Greetings from the Superintendent’s Corner!

Summer is in full swing, and we’ve experienced the full gamut of weather and playing conditions in this 2017 season.  From a cooler, moderately wet spring that made for some chilly mornings, all the way to hot, windy and dry which is where we’ve been for the past few weeks. One of the biggest challenges we face in turf maintenance is being ready for drastic changes in the weather. We’re constantly tweaking and adjusting our mowing schedules, cutting heights, watering times and other projects according to what it’s doing outside. As you all know, some of these changes can be extreme, and when it goes from 60 degrees and rain to 90 and dry in a matter of days, the turf can sometimes respond not-so-politely. Stress on the turf invites disease, localized dry spot, invasive weeds and other pests. We combat these stresses in a number of ways, and with a combination of practices we can stay ahead of these issues.

“Water” is a hot (no pun intended) topic surrounding golf, especially this time of year. We are fortunate enough in this part of the country to not have to pay or compete for water, but we still go to great lengths to conserve as much as possible while still maintaining ideal playing conditions. In the hot, dry months, you’ll see the sprinklers starting earlier in the evenings and running later into the mornings.

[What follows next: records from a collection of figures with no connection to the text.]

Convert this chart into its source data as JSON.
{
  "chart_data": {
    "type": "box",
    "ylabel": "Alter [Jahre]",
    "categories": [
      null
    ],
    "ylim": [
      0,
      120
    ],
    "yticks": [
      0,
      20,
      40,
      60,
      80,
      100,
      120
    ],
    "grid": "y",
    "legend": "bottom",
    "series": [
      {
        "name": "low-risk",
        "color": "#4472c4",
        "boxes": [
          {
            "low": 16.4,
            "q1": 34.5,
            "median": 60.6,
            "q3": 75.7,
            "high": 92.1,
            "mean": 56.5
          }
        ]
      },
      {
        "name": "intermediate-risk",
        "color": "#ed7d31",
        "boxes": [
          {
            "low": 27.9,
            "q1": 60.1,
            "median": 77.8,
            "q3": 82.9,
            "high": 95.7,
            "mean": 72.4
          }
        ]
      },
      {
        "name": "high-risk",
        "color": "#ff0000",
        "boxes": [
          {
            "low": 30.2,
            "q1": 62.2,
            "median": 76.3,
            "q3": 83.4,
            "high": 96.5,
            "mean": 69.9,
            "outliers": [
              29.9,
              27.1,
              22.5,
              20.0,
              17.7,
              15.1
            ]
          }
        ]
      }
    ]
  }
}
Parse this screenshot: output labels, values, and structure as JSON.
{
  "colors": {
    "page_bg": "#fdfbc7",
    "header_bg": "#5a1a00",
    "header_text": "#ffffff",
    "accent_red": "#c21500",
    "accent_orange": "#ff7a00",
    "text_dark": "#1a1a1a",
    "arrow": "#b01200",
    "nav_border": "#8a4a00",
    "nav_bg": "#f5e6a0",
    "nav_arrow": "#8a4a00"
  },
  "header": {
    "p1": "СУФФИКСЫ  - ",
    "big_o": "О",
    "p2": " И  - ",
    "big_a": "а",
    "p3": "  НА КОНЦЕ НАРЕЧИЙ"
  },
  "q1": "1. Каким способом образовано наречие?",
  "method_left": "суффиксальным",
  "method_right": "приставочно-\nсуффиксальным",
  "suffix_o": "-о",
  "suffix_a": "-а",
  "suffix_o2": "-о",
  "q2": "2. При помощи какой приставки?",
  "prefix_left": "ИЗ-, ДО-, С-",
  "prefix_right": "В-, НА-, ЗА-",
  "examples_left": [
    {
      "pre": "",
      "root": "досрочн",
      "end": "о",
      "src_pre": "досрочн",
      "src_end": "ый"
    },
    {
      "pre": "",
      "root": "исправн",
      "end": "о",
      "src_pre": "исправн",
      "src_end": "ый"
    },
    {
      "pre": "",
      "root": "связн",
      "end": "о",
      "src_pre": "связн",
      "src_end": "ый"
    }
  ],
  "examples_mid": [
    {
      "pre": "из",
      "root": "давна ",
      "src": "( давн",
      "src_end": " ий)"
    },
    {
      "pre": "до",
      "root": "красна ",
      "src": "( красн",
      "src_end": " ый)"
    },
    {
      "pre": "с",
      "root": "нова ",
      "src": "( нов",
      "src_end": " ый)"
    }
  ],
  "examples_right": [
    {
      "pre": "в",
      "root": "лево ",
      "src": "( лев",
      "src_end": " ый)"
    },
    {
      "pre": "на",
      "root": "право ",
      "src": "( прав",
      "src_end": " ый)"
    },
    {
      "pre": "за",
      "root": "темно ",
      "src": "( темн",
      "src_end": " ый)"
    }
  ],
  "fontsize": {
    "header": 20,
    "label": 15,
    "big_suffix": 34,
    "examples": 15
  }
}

There is only so much time to get water to every area of the golf course, what we call the “water window”. As the soil structures in these young soils rebuild, the watering will become even more efficient and the roots will grow deeper, so the conditions on top will only get better.

Across the country and the world beyond, golf courses have cut their water use up to 20-30% over the last decade. There are several tools available to the superintendent, from in-ground moisture monitors and on-site weather stations, to advanced controller technology that can make adjustments and diagnose problems on the fly. We have also reduced water use in low-activity areas and allowed the grasses to grow naturally, a trend that is spreading through the golf world and being seen at high profile U.S. Open tournament venues like Erin Hills and Shinnecock Hills.